Spiking input-output relation for general biophysical neuron models (1207.6251v4)

Abstract: Cortical neurons include many sub-cellular processes, operating at multiple timescales, which may affect their response to stimulation through non-linear and stochastic interaction with ion channels and ionic concentrations. Since new processes are constantly being discovered, biophysical neuron models increasingly become "too complex to be useful" yet "too simple to be realistic". A fundamental open question in theoretical neuroscience pertains to how this deadlock may be resolved. In order to tackle this problem, we first define the notion of a "excitable neuron model". Then we analytically derive the input-output relation of such neuronal models, relating input spike trains to output spikes based on known biophysical properties. Thus we obtain closed-form expressions for the mean firing rates, all second order statistics (input-state-output correlation and spectra) and construct optimal linear estimators for the neuronal response and internal state.

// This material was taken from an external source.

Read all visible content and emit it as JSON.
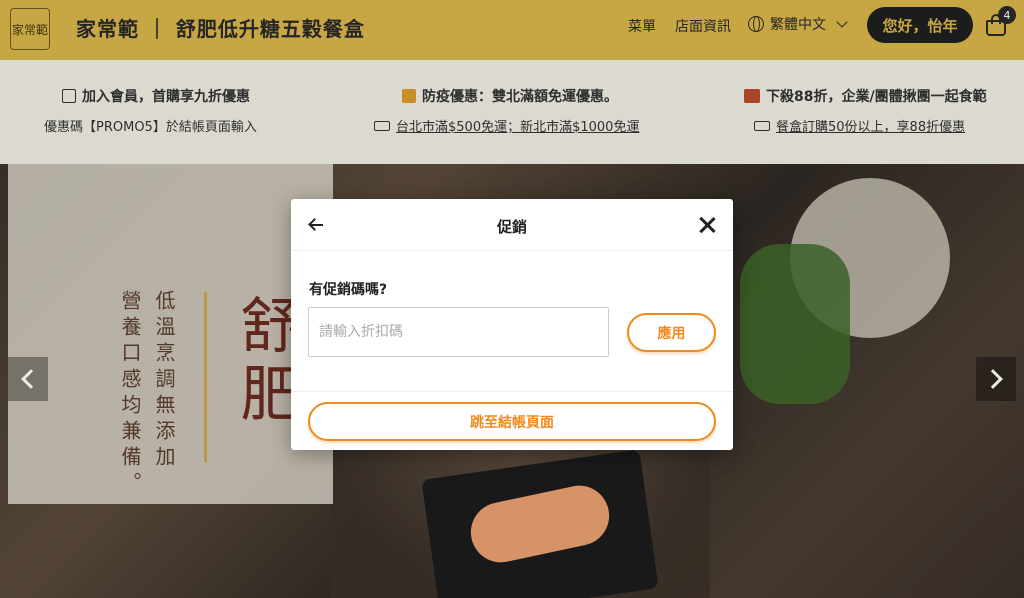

These results are guaranteed to hold, given a few generic assumptions, for any stochastic biophysical neuron model (with an arbitrary number of slow kinetic processes) under general sparse stimulation. This solution suggests that the common simplifying approach that ignores much of the complexity of the neuron might actually be unnecessary and even deleterious in some cases. Specifically, the stochasticity of ion channels and the temporal sparseness of inputs is exactly what rendered our analysis tractable, allowing us to incorporate slow kinetics.